Há muito tempo que ando sem escrever sobre coisas que ocorrem a todos, embora muitos de nós não percebamos o quão estamos imbuídos destas, ou desta. Passei horas a pensar, comer, pensar e comer, pensar e comer… E o assunto da coluna de hoje não brotava. Devido a tanto comer e pensar, assomados ao calor fui obrigado a ir cagar. Vejamos… Sempre mandamos os outros irem cagar, mas nunca mandamos a nós mesmos. Em meio a televisão. Aplicativos de chat, de sexo, facebook, grupos de whastsapp do trabalho, dos amigos, dos ex-amigos, jogos on-line, celular, parentes à casa a incomodar e interromperem minha linha de raciocínio… Ufa. Qual o tempo que temos para reflexões profundas e intelectualizadas. Como assentar nossos conflitos e reflexões em um ato elaborado de reflexão sério?
CA-GAN-DO. Neste mundo desrespeitoso para com o indivíduo, dentro da perspectiva do neocapitalismo, não temos mais direito a sermos(indivíduos). Mas hoje a única hora, ou momento, de paz que possuímos é… cagando.
No Brasil, os direitos individuais foram regulados pela primeira vez na Constituição de 1824. O art. 179, em 35 incisos, estabeleceu um conjunto de direitos individuais. O art. 72 da Constituição de 1891, primeira Constituição do Brasil republicano, assegurou aos brasileiros e estrangeiros residentes no país o direito à liberdade, à segurança e à propriedade.
De veras, não tenho me sentido tão livre assim ultimamente. Se estás a um ônibus, estás sobre os olhos vigilantes da sociedade, essa que por construção histórica é bisbilhoteira e se preocupa mais com o alheio que com o próprio orifício. Dezesseis edições de Big Brother, oito de A Fazenda, e sete ou oito de A Casa dos Artistas que o digam. Nas primeiras não se mostravam tanto os banheiros como nas atuais. Claro sinal de que os sensos de individualidade estão em gradual e acelerada descaracterização.
Voltando a cagalhança… Não a da sociedade hominídea, mas a da privada, e em âmbito privado… Enfim. De tudo que há na terra não há nada em lugar nenhum, hoje em dia mais trasconfigurizado e tranquilizador; e particular que dar uma bela defecada.
Sou contra o capitalismo selvagem, mas graças aos fast-foods e shoppings temos aonde cagar gratuitamente nos dias atuais. Estão eles assim segundo meu ver a dar sua contrapartida social. Realmente, há males que vem para o bem!
Citando o grande José Wilker, em momento sublime de atuação, em que lhe falam por longo tempo coisas de completo desinteresse de sua personagem: “Está tudo muito bom, mas… Agora vocês me deem licença que eu vou dar uma cagada!”

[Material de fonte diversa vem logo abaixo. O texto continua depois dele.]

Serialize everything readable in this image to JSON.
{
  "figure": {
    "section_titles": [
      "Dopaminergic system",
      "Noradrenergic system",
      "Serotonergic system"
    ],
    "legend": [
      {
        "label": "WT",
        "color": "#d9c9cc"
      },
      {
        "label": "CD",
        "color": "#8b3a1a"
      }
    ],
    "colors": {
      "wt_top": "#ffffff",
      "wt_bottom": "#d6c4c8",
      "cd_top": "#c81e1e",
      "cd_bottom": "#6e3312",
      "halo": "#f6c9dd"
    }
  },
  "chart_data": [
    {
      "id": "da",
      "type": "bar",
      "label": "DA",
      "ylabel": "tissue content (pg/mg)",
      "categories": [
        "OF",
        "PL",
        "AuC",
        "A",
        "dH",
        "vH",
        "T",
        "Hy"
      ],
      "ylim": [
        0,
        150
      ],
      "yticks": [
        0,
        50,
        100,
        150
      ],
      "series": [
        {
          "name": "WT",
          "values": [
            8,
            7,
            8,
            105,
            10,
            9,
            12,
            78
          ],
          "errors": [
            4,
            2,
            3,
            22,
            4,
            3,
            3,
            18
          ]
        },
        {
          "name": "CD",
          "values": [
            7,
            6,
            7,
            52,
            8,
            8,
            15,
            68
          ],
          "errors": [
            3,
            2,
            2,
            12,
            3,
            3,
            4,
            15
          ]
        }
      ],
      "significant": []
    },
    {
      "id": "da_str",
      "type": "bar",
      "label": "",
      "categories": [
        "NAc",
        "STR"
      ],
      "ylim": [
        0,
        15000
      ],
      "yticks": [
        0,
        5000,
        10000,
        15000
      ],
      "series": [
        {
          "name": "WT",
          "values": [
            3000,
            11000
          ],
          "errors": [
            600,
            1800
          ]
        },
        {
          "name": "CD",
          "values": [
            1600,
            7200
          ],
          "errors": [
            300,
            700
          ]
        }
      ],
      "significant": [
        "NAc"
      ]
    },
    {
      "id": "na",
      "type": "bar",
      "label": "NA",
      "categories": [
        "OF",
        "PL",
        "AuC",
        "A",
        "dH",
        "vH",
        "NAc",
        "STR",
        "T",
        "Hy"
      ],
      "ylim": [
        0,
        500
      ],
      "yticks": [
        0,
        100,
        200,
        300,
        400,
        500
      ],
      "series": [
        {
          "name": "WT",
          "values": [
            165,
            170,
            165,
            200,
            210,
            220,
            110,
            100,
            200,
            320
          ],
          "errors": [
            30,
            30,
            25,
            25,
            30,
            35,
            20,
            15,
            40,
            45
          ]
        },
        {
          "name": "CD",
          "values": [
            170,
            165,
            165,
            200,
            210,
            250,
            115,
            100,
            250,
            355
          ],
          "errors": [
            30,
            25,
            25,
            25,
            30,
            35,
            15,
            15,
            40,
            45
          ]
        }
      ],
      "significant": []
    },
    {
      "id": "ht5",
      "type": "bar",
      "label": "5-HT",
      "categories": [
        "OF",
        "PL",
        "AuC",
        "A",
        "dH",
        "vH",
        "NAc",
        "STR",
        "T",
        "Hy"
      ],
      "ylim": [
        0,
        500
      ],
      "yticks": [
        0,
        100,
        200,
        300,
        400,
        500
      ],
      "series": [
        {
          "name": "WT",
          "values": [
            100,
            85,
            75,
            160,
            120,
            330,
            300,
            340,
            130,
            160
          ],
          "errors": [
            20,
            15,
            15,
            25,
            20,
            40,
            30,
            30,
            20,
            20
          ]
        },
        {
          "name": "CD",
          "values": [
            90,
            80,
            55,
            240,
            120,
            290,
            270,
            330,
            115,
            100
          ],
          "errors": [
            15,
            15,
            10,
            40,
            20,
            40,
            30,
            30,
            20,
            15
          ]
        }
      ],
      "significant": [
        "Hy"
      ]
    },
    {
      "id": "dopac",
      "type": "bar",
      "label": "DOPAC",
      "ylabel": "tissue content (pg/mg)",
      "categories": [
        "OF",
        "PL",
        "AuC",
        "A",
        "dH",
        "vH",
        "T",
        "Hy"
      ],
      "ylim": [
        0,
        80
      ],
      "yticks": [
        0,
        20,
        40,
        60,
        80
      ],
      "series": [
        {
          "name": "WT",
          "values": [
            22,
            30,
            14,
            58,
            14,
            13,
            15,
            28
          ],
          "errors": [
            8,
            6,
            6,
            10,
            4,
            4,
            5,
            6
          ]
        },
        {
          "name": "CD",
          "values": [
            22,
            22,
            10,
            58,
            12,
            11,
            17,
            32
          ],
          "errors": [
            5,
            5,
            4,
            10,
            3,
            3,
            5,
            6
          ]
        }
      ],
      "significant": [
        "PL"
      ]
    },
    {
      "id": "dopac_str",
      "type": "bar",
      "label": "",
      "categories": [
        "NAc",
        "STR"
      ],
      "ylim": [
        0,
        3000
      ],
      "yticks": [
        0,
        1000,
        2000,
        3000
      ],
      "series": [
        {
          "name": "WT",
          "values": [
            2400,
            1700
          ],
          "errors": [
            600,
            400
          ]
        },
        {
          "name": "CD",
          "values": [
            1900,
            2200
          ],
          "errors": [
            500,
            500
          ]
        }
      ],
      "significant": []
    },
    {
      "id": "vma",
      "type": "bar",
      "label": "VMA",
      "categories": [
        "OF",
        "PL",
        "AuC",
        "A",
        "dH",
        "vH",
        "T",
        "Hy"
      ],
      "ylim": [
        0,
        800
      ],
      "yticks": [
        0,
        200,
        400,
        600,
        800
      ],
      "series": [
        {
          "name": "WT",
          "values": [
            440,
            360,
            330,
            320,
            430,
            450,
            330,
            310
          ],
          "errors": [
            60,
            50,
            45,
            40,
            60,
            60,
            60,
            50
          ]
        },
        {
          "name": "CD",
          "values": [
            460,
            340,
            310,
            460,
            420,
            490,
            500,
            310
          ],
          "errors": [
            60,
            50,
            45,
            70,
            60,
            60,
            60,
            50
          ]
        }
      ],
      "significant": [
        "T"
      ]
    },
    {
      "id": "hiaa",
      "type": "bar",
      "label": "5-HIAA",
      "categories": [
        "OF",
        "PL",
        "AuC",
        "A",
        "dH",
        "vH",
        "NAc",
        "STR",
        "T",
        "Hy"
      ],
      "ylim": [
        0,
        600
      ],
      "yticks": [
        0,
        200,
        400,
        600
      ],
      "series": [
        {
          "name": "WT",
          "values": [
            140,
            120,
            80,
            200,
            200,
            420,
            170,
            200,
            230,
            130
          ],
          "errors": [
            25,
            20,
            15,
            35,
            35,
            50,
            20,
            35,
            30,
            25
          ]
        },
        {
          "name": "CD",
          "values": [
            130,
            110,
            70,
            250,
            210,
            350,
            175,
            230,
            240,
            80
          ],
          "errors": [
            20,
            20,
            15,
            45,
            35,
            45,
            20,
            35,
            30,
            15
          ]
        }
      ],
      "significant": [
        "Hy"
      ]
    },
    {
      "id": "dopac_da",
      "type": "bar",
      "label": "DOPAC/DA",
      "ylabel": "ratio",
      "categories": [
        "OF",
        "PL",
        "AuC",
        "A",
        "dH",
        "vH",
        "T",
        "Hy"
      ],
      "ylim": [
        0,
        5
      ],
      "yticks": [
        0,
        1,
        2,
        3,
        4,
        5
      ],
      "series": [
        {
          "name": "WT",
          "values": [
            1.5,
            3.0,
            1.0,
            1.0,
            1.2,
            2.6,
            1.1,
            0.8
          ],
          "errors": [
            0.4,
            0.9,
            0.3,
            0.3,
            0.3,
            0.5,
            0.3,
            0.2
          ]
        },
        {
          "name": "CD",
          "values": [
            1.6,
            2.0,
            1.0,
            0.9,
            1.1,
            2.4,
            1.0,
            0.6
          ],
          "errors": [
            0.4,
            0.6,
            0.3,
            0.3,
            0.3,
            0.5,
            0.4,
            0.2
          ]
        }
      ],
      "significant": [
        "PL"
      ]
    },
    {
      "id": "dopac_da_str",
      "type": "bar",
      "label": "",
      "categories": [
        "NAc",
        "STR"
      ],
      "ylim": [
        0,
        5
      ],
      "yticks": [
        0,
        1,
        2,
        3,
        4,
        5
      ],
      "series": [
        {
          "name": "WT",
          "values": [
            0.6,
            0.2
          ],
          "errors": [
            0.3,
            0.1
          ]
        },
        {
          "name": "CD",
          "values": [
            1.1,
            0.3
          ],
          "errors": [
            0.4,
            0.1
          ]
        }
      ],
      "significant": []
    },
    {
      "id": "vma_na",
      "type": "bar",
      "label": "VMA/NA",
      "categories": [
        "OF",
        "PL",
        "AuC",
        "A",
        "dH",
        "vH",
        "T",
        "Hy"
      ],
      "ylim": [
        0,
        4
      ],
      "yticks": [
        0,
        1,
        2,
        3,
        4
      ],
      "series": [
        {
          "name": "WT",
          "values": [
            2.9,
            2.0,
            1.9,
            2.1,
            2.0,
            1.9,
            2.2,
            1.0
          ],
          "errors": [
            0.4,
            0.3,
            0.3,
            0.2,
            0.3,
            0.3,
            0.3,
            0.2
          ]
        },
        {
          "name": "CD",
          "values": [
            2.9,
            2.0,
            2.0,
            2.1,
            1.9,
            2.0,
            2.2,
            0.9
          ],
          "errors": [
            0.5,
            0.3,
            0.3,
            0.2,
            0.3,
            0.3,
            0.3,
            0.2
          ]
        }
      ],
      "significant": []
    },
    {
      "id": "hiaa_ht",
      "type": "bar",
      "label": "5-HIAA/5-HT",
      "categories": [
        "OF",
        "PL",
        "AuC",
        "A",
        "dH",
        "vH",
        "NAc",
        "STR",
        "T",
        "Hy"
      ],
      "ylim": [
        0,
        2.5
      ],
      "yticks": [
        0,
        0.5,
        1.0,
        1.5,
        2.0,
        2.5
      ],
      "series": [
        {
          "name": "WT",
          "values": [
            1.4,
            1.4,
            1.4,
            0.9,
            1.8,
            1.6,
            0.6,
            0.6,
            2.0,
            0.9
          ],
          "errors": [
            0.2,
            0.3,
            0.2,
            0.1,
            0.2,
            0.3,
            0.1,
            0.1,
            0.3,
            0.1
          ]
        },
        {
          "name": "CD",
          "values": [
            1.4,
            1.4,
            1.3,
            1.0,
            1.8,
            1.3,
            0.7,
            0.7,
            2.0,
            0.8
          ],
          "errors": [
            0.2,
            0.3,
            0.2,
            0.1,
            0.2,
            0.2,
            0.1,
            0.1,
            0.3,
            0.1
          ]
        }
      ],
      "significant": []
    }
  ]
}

Nossas cidades hoje tem um complô contra a liberdade do cidadão. Onde cagar atualmente é um problema, mesmo em períodos de baixa temporada em cidades turísticas. Ou é ainda pior. Menos locais abertos, e com horários de funcionamento mais restitos. Eis que me ocorre uma grande frase para a posteridade. Cagar, ou não cagar? Eis a questão! Onde cagar, como cagar, porque cagar?
Lembro da saudosa casa de minha madrinha de batismo, do quão não me deixaram fugir. Lá se cagava com classe. Havia uma grande estante, com excelentes papéis higiênicos, revistas em quadrinhos, livros de piadas para adultos, revistas políticas, jornais, livros de suspense e de detetive… Ai como era lindo cagar! Nunca ninguém batia apressado a porta, haviam um outro banheiro menor, e se era uma fisiológica emergência havia um plano B. Aí comecei a gostar de literatura.
Nosso anseio exagerado em nos tornarmos civilizados, eruditos, etc, nos retirou um direito simples e básico, natural e inerente ao ser humano. O direito de cagar. Tanto o é assim, que mesmo que biologicamente estivesse a ponto de, não me permitia, pois estava a horas refém da tecnologia, da sociedade, do politicamente correto, da loucura do dia a dia, dos afazeres, do trabalho em casa, do… Ahhhhhhhhhhhhhhhhhhh!!!
Estava já como literalmente enfastiado, claustrofóbico mesmo estando com a janela aberta. E quando uma crise existencial, de stress, de ansiedade, dentre outras já pensava em chamar o SAMU, um táxi, o 190… Caguei! Sem celular, com a televisão desligada. Caguei!
Minha dica de hoje, é: cague, cague muito, cague hoje, cague agora, cague sempre… Mesmo sem vontade. Cague!!!
Nando Schweitzer é um cagador profissional, que tem praticado pouco este ato de liberdade devido ao excesso de afazeres para pagar as contas e a falta de banheiros públicos na cidade.